What is this colourful mushroom seen on the Curragh recently? – Kevin Lalor
Probably Hygrocybe punicea, the crimson waxcap, one of the beautifully coloured waxcap fungi that typically occur in low-input-nutrient grasslands such as the Curragh.
This lovely shell was found on Baltray beach recently. How old do you think it might be? – Bernie O'Callaghan
It is a dog whelk and it has certainly been around for a while as there has been enough time for barnacles to grow on it. While such shells can be found in Mesolithic middens formed thousands of years ago, this one is being broken up by the sea and is probably only a few years old.
I keep bees and in order to prevent wasps entering my beehives I feed them on icing sugar. What is this parasitic wasp with orange legs that has joined them? – Paul Dunne
It is an ichneumon, a parasitic wasp that lays its eggs on the living caterpillars of the cabbage white butterfly and some moth species. These hatch inside and devour the still living, but paralysed, caterpillar.
I am 7 years old. I love fungi. Here is a collared earthstar, my favourite fungus. I found it in the woods near my house. – Róisín O'Sullivan
Thank you for the lovely photograph Róisín. Geastrum triplex – the collared earthstar – is a strange-looking, uncommon woodland fungus.
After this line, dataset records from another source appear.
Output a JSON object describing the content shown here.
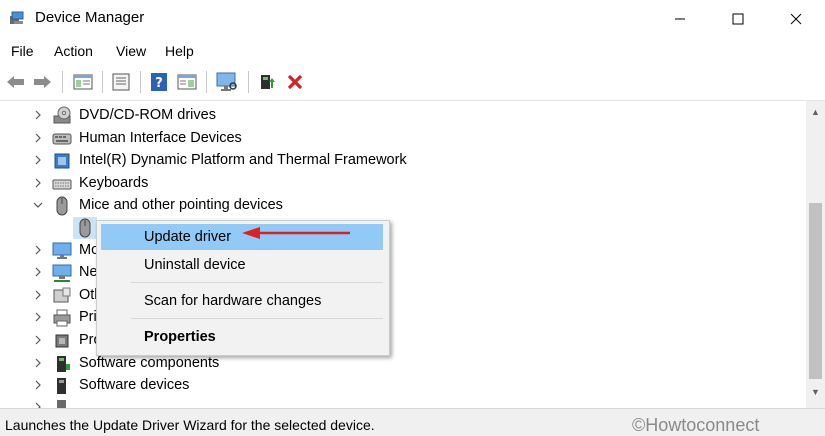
{
  "window": {
    "title": "Device Manager"
  },
  "menu": [
    "File",
    "Action",
    "View",
    "Help"
  ],
  "toolbar_icons": [
    "back-icon",
    "forward-icon",
    "properties-icon",
    "update-icon",
    "help-icon",
    "properties-pane-icon",
    "monitor-scan-icon",
    "enable-device-icon",
    "uninstall-icon"
  ],
  "tree": [
    {
      "label": "DVD/CD-ROM drives",
      "expanded": false,
      "icon": "dvd-icon"
    },
    {
      "label": "Human Interface Devices",
      "expanded": false,
      "icon": "hid-icon"
    },
    {
      "label": "Intel(R) Dynamic Platform and Thermal Framework",
      "expanded": false,
      "icon": "chip-icon"
    },
    {
      "label": "Keyboards",
      "expanded": false,
      "icon": "keyboard-icon"
    },
    {
      "label": "Mice and other pointing devices",
      "expanded": true,
      "icon": "mouse-icon"
    },
    {
      "label": "",
      "expanded": null,
      "icon": "mouse-icon"
    },
    {
      "label": "Mo",
      "expanded": false,
      "icon": "monitor-icon"
    },
    {
      "label": "Net",
      "expanded": false,
      "icon": "network-icon"
    },
    {
      "label": "Oth",
      "expanded": false,
      "icon": "other-icon"
    },
    {
      "label": "Prin",
      "expanded": false,
      "icon": "printer-icon"
    },
    {
      "label": "Pro",
      "expanded": false,
      "icon": "processor-icon"
    },
    {
      "label": "Software components",
      "expanded": false,
      "icon": "software-component-icon"
    },
    {
      "label": "Software devices",
      "expanded": false,
      "icon": "software-device-icon"
    },
    {
      "label": "",
      "expanded": false,
      "icon": "sound-icon"
    }
  ],
  "context_menu": {
    "update": "Update driver",
    "uninstall": "Uninstall device",
    "scan": "Scan for hardware changes",
    "properties": "Properties"
  },
  "status": {
    "text": "Launches the Update Driver Wizard for the selected device.",
    "watermark": "©Howtoconnect"
  },
  "colors": {
    "highlight": "#91c9f7",
    "arrow": "#e02020",
    "menu_bg": "#f2f2f2"
  }
}
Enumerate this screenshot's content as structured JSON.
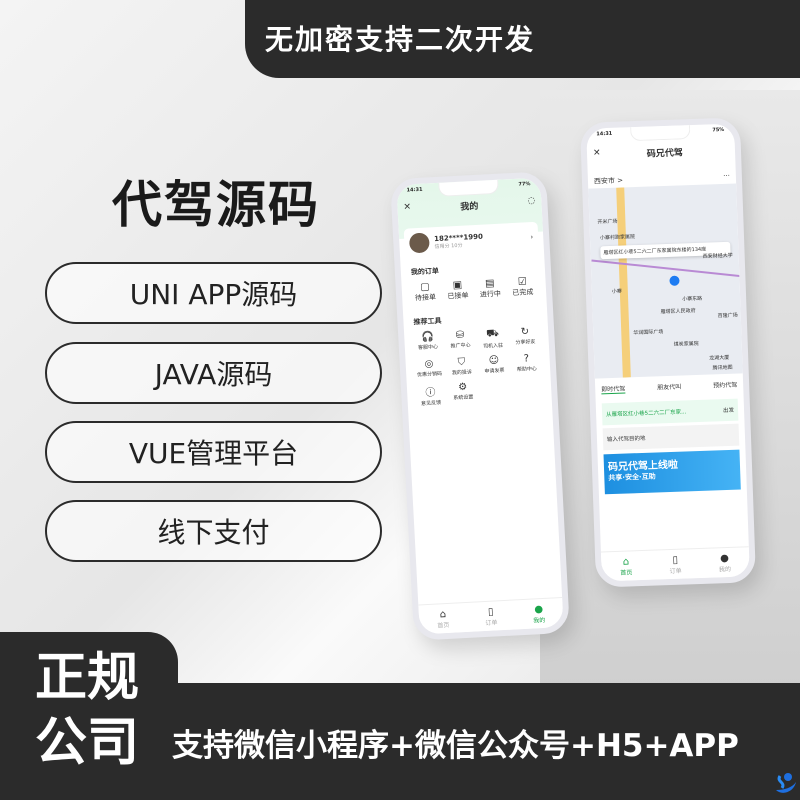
{
  "top_banner": "无加密支持二次开发",
  "title": "代驾源码",
  "features": [
    "UNI APP源码",
    "JAVA源码",
    "VUE管理平台",
    "线下支付"
  ],
  "bottom": {
    "line1": "正规",
    "line2": "公司",
    "support": "支持微信小程序+微信公众号+H5+APP"
  },
  "colors": {
    "dark": "#2b2b2b",
    "accent_green": "#1aa44a",
    "banner_blue": "#1d8fe0"
  },
  "phone_left": {
    "time": "14:31",
    "battery": "77%",
    "title": "我的",
    "phone": "182****1990",
    "sub": "信用分 10分",
    "orders_title": "我的订单",
    "orders": [
      "待接单",
      "已接单",
      "进行中",
      "已完成"
    ],
    "tools_title": "推荐工具",
    "tools": [
      "客服中心",
      "推广中心",
      "司机入驻",
      "分享好友",
      "优惠分销码",
      "我的投诉",
      "申请发票",
      "帮助中心",
      "意见反馈",
      "系统设置"
    ],
    "tabs": [
      "首页",
      "订单",
      "我的"
    ]
  },
  "phone_right": {
    "time": "14:31",
    "battery": "75%",
    "title": "码兄代驾",
    "city": "西安市 >",
    "bubble": "雁塔区红小巷5二六二厂东家属院东楼的134座",
    "map_labels": [
      "开米广场",
      "小寨村跑家属院",
      "小寨",
      "小寨东路",
      "雁塔区人民政府",
      "百隆广场",
      "华润国际广场",
      "煤炭家属院",
      "西安财经大学",
      "龙湖大厦",
      "腾讯地图"
    ],
    "tabs_mode": [
      "即时代驾",
      "朋友代叫",
      "预约代驾"
    ],
    "from": "从雁塔区红小巷5二六二厂东家...",
    "from_suffix": "出发",
    "to": "输入代驾目的地",
    "banner": "码兄代驾上线啦",
    "banner_sub": "共享·安全·互助",
    "tabs": [
      "首页",
      "订单",
      "我的"
    ]
  }
}
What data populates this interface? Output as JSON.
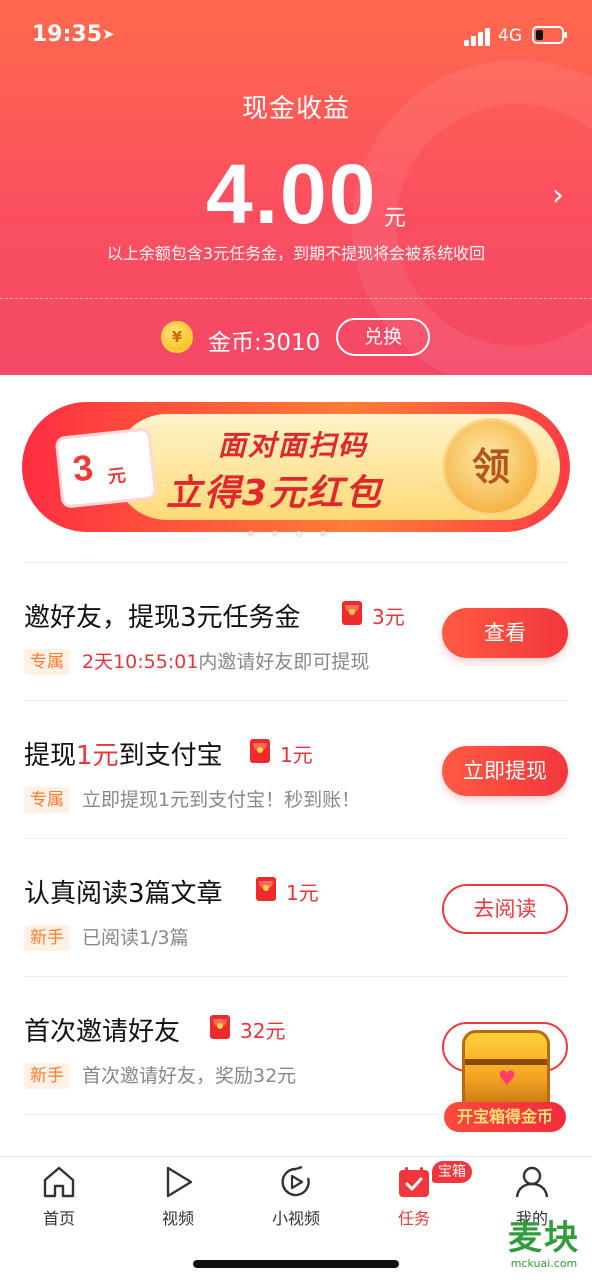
{
  "status_bar": {
    "time": "19:35",
    "network": "4G"
  },
  "header": {
    "title": "现金收益",
    "amount": "4.00",
    "unit": "元",
    "note": "以上余额包含3元任务金，到期不提现将会被系统收回",
    "coins_label": "金币:3010",
    "exchange_label": "兑换",
    "coin_glyph": "¥"
  },
  "banner": {
    "coupon_amount": "3",
    "coupon_unit": "元",
    "line1": "面对面扫码",
    "line2": "立得3元红包",
    "claim_label": "领",
    "page_count": 4,
    "active_page": 3
  },
  "tasks": [
    {
      "title": "邀好友，提现3元任务金",
      "reward": "3元",
      "tag": "专属",
      "desc_timer": "2天10:55:01",
      "desc": "内邀请好友即可提现",
      "button": "查看",
      "button_style": "solid"
    },
    {
      "title_prefix": "提现",
      "title_highlight": "1元",
      "title_suffix": "到支付宝",
      "reward": "1元",
      "tag": "专属",
      "desc": "立即提现1元到支付宝！秒到账！",
      "button": "立即提现",
      "button_style": "solid"
    },
    {
      "title": "认真阅读3篇文章",
      "reward": "1元",
      "tag": "新手",
      "desc": "已阅读1/3篇",
      "button": "去阅读",
      "button_style": "outline"
    },
    {
      "title": "首次邀请好友",
      "reward": "32元",
      "tag": "新手",
      "desc": "首次邀请好友，奖励32元",
      "button": "",
      "button_style": "none"
    }
  ],
  "chest": {
    "label": "开宝箱得金币"
  },
  "tabbar": {
    "tabs": [
      {
        "label": "首页",
        "icon": "home-icon"
      },
      {
        "label": "视频",
        "icon": "play-icon"
      },
      {
        "label": "小视频",
        "icon": "small-video-icon"
      },
      {
        "label": "任务",
        "icon": "task-icon",
        "active": true
      },
      {
        "label": "我的",
        "icon": "profile-icon"
      }
    ],
    "badge": "宝箱"
  },
  "watermark": {
    "big": "麦块",
    "small": "mckuai.com"
  },
  "colors": {
    "accent": "#f2373c",
    "header_top": "#ff6a4d",
    "header_bottom": "#f44866",
    "tag_bg": "#fff1e6",
    "tag_text": "#ff7b2e"
  }
}
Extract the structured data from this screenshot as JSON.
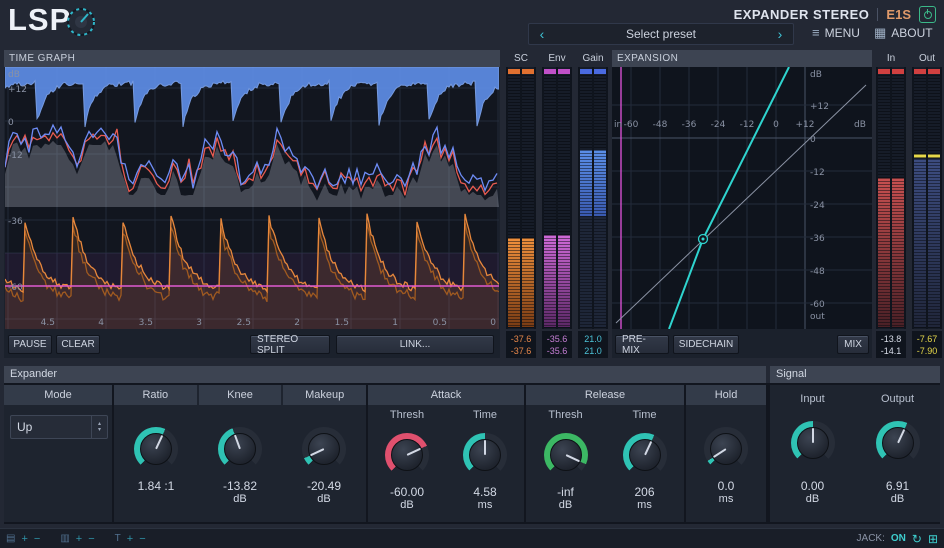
{
  "header": {
    "logo_text": "LSP",
    "title": "EXPANDER STEREO",
    "plugin_code": "E1S"
  },
  "preset_bar": {
    "preset_label": "Select preset",
    "menu_label": "MENU",
    "about_label": "ABOUT"
  },
  "icons": {
    "prev": "‹",
    "next": "›",
    "menu": "≡",
    "about": "▦",
    "spin_up": "▴",
    "spin_down": "▾",
    "refresh": "↻",
    "window": "⊞",
    "zoom_icons": [
      "▤",
      "▥",
      "T"
    ],
    "zoom_in": "+",
    "zoom_out": "−"
  },
  "time_graph": {
    "title": "TIME GRAPH",
    "unit_label": "dB",
    "y_ticks": [
      "+12",
      "0",
      "-12",
      "-36",
      "-60"
    ],
    "x_ticks": [
      "4.5",
      "4",
      "3.5",
      "3",
      "2.5",
      "2",
      "1.5",
      "1",
      "0.5",
      "0"
    ],
    "pause_label": "PAUSE",
    "clear_label": "CLEAR",
    "stereo_split_label": "STEREO SPLIT",
    "link_label": "LINK..."
  },
  "meters": {
    "sc": {
      "label": "SC",
      "value_l": "-37.6",
      "value_r": "-37.6",
      "color": "#e6874a"
    },
    "env": {
      "label": "Env",
      "value_l": "-35.6",
      "value_r": "-35.6",
      "color": "#c77fd6"
    },
    "gain": {
      "label": "Gain",
      "value_l": "21.0",
      "value_r": "21.0",
      "color": "#4cc3d8"
    },
    "in": {
      "label": "In",
      "value_l": "-13.8",
      "value_r": "-14.1",
      "color": "#d8dde8"
    },
    "out": {
      "label": "Out",
      "value_l": "-7.67",
      "value_r": "-7.90",
      "color": "#e6d84a"
    }
  },
  "expansion": {
    "title": "EXPANSION",
    "x_axis_label_left": "in",
    "x_ticks": [
      "-60",
      "-48",
      "-36",
      "-24",
      "-12",
      "0",
      "+12"
    ],
    "x_unit": "dB",
    "y_unit": "dB",
    "y_ticks": [
      "+12",
      "0",
      "-12",
      "-24",
      "-36",
      "-48",
      "-60"
    ],
    "y_axis_label_bottom": "out",
    "premix_label": "PRE-MIX",
    "sidechain_label": "SIDECHAIN",
    "mix_label": "MIX",
    "curve_color": "#2fd4cf",
    "threshold_color": "#d44fd0"
  },
  "expander_section": {
    "title": "Expander",
    "mode": {
      "label": "Mode",
      "value": "Up"
    },
    "ratio": {
      "label": "Ratio",
      "value": "1.84 :1",
      "unit": "",
      "arc_deg": 160,
      "color": "#2fc3b4"
    },
    "knee": {
      "label": "Knee",
      "value": "-13.82",
      "unit": "dB",
      "arc_deg": 115,
      "color": "#2fc3b4"
    },
    "makeup": {
      "label": "Makeup",
      "value": "-20.49",
      "unit": "dB",
      "arc_deg": 20,
      "color": "#2fc3b4"
    },
    "attack": {
      "title": "Attack",
      "thresh": {
        "label": "Thresh",
        "value": "-60.00",
        "unit": "dB",
        "arc_deg": 200,
        "color": "#e0506e"
      },
      "time": {
        "label": "Time",
        "value": "4.58",
        "unit": "ms",
        "arc_deg": 135,
        "color": "#2fc3b4"
      }
    },
    "release": {
      "title": "Release",
      "thresh": {
        "label": "Thresh",
        "value": "-inf",
        "unit": "dB",
        "arc_deg": 250,
        "color": "#3cb864"
      },
      "time": {
        "label": "Time",
        "value": "206",
        "unit": "ms",
        "arc_deg": 160,
        "color": "#2fc3b4"
      }
    },
    "hold": {
      "title": "Hold",
      "knob": {
        "value": "0.0",
        "unit": "ms",
        "arc_deg": 12,
        "color": "#2fc3b4"
      }
    }
  },
  "signal_section": {
    "title": "Signal",
    "input": {
      "label": "Input",
      "value": "0.00",
      "unit": "dB",
      "arc_deg": 135,
      "color": "#2fc3b4"
    },
    "output": {
      "label": "Output",
      "value": "6.91",
      "unit": "dB",
      "arc_deg": 160,
      "color": "#2fc3b4"
    }
  },
  "status_bar": {
    "jack_label": "JACK:",
    "jack_state": "ON"
  }
}
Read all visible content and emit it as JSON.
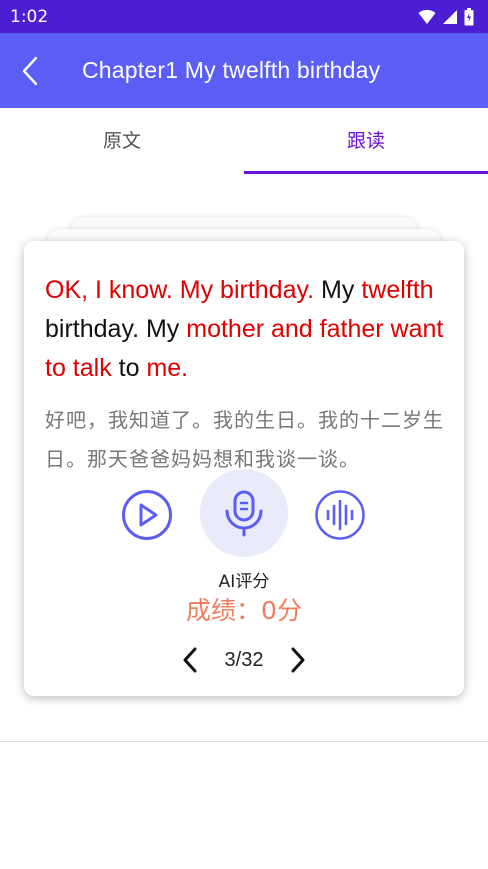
{
  "status_bar": {
    "time": "1:02",
    "icons": [
      "wifi-icon",
      "cellular-signal-icon",
      "battery-icon"
    ]
  },
  "app_bar": {
    "back_icon": "chevron-left-icon",
    "title": "Chapter1   My twelfth birthday",
    "background": "#5b5ef5"
  },
  "tabs": [
    {
      "label": "原文",
      "active": false
    },
    {
      "label": "跟读",
      "active": true
    }
  ],
  "card": {
    "english_segments": [
      {
        "text": "OK, I know. My birthday.",
        "highlight": true
      },
      {
        "text": " My ",
        "highlight": false
      },
      {
        "text": "twelfth",
        "highlight": true
      },
      {
        "text": " birthday. My ",
        "highlight": false
      },
      {
        "text": "mother and father want to talk",
        "highlight": true
      },
      {
        "text": " to ",
        "highlight": false
      },
      {
        "text": "me.",
        "highlight": true
      }
    ],
    "chinese": "好吧，我知道了。我的生日。我的十二岁生日。那天爸爸妈妈想和我谈一谈。",
    "controls": {
      "play_icon": "play-circle-icon",
      "mic_icon": "microphone-icon",
      "wave_icon": "audio-wave-icon"
    },
    "ai_label": "AI评分",
    "score": "成绩：0分",
    "pager": {
      "prev_icon": "chevron-left-icon",
      "text": "3/32",
      "next_icon": "chevron-right-icon"
    }
  },
  "colors": {
    "highlight": "#e00000",
    "accent": "#5b5ef5",
    "tab_active": "#6a12d6",
    "score": "#f27d5e"
  }
}
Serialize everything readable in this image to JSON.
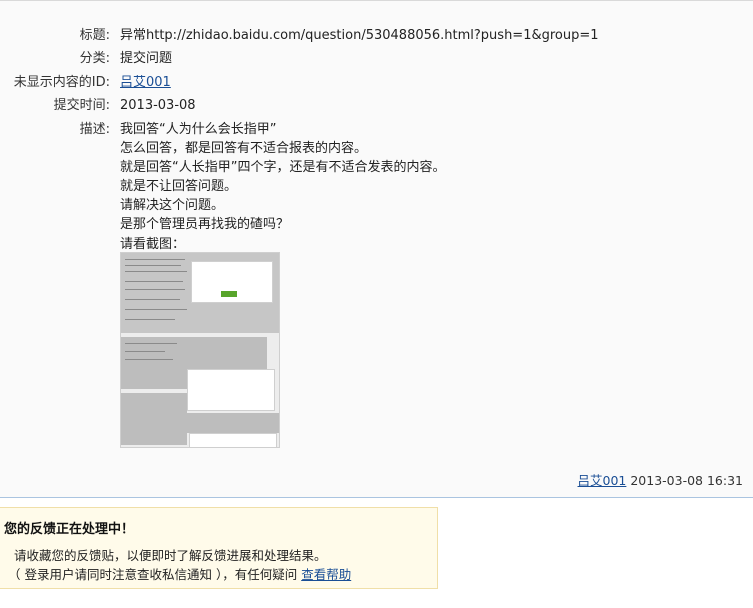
{
  "details": {
    "title_label": "标题:",
    "title_value": "异常http://zhidao.baidu.com/question/530488056.html?push=1&group=1",
    "category_label": "分类:",
    "category_value": "提交问题",
    "hidden_id_label": "未显示内容的ID:",
    "hidden_id_value": "吕艾001",
    "submit_time_label": "提交时间:",
    "submit_time_value": "2013-03-08",
    "description_label": "描述:",
    "description_lines": [
      "我回答“人为什么会长指甲”",
      "怎么回答，都是回答有不适合报表的内容。",
      "就是回答“人长指甲”四个字，还是有不适合发表的内容。",
      "就是不让回答问题。",
      "请解决这个问题。",
      "是那个管理员再找我的碴吗？",
      "请看截图："
    ]
  },
  "post_meta": {
    "author": "吕艾001",
    "timestamp": "2013-03-08 16:31"
  },
  "notice": {
    "title": "您的反馈正在处理中！",
    "line1": "请收藏您的反馈贴，以便即时了解反馈进展和处理结果。",
    "line2_prefix": "（ 登录用户请同时注意查收私信通知 ），有任何疑问",
    "help_link": "查看帮助"
  },
  "colors": {
    "link": "#1a4e95",
    "notice_bg": "#fffbea",
    "divider": "#aac4e0"
  }
}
Do you know what this little chap/ess is? It was sitting on the bathroom wall. – Declan O'Connell, Crookstown Co, Cork
It is a lacewing, which hibernates as an adult. Both sexes look the same.
We found this fossil in a stone at the lake shore. Does it have legs? – Callum Watts (11)
It is the fossilised stem of a coral, an animal that originally grew in colonies in a tropical sea during the Carboniferous period, 350 million years ago. They still exist. Corals don't have legs.